Alibaba’s AI video model, dubbed HappyHorse, has surged to second place in the global Arena rankings, nudging past Google’s Veo 3.1 and capitalizing on a market that’s suddenly thin. Why does this matter? OpenAI pulled its Sora web and app experiences on April 26, citing a daily burn of roughly $1 million against just $2.1 million in total revenue, while active users fell from a near‑million peak to under 500,000.

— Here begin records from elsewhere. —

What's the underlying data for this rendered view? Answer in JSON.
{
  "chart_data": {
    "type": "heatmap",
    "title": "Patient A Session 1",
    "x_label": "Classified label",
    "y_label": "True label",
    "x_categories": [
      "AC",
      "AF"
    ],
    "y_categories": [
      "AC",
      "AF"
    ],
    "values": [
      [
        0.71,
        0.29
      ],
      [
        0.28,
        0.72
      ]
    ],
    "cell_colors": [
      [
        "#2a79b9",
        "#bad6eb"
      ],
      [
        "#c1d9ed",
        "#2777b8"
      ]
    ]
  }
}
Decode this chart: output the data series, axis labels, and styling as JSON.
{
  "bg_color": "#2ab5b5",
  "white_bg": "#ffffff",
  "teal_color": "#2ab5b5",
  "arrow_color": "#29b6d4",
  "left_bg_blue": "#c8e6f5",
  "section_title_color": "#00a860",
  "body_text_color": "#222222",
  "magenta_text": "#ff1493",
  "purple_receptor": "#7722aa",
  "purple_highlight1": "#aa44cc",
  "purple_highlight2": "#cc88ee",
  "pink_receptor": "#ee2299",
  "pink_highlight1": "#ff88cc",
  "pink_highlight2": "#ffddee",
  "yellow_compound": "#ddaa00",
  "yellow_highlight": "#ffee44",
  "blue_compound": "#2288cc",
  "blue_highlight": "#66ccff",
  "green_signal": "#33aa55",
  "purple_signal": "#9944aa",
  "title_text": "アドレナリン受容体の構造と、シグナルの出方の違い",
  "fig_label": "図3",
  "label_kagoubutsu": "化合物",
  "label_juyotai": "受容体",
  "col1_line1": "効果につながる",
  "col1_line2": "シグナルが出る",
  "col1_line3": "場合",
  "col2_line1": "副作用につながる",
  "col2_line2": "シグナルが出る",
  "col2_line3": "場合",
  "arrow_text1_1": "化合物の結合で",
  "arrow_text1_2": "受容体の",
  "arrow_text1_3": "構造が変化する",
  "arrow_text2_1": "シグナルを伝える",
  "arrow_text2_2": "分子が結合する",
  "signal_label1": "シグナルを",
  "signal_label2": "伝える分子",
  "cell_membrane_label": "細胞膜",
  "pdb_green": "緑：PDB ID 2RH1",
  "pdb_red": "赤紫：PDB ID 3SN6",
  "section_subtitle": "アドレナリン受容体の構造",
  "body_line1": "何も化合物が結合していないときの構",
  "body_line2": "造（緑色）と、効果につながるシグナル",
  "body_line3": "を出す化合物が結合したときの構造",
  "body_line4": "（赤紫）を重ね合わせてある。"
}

The API is slated to disappear on September 24, leaving enterprise teams that built pipelines around Sora to reassess their vendor risk. Meanwhile, ByteDance’s Seedance 2.0, once seen as Sora’s biggest challenger, hit a legal wall: Netflix, Warner Bros., Disney, Paramount and Sony threatened action over alleged copyright violations, prompting an indefinite pause to its global rollout. With those two options out of reach, Alibaba’s discounted 40 % launch on Cloud Model Studio—and a price of $1.82 per 10‑second, 720p clip at the 1.0 tier—offers a cheaper, seemingly steadier alternative for businesses hunting AI‑generated video.

For enterprise teams that had integrated Sora into production pipelines, the abrupt withdrawal underscored the risks of depending on AI products that lack a sustainable business model -- a cautionary tale that procurement officers are unlikely to forget quickly.

ByteDance's Seedance 2.0, which many considered Sora's most formidable successor, ran into a different kind of wall. Netflix, Warner Bros., Disney, Paramount, and Sony sent legal threats to ByteDance over allegations of systematic copyright infringement after users generated viral clips featuring Hollywood intellectual property. ByteDance indefinitely postponed the international launch, and the global rollout remains suspended.

That leaves Google's Veo 3.1 as the primary Western competitor in the enterprise video generation space.

Why this matters

Alibaba’s video model now sits at No. 2 globally, a rank it achieved as OpenAI pulled Sora and ByteDance paused Seedance. For us, the shift signals a narrowing field of enterprise‑grade video generators.

Why did Sora disappear? OpenAI discontinued the web and app experience on April 26 and plans to retire the API by September 24, a move that highlighted the fragility of products without clear revenue streams. Procurement teams, still feeling the sting of abrupt shutdowns, are likely to scrutinize future contracts more closely.

ByteDance’s freeze on Seedance adds another gap, leaving developers and founders with fewer plug‑and‑play options. Alibaba benefits from the timing, but we should ask whether its ascent is sustainable or simply a by‑product of competitors’ missteps. The market may reward stability, yet it remains unclear if Alibaba can maintain its momentum as the only major contender.

Our takeaway: weigh business viability as heavily as technical promise when selecting AI video tools.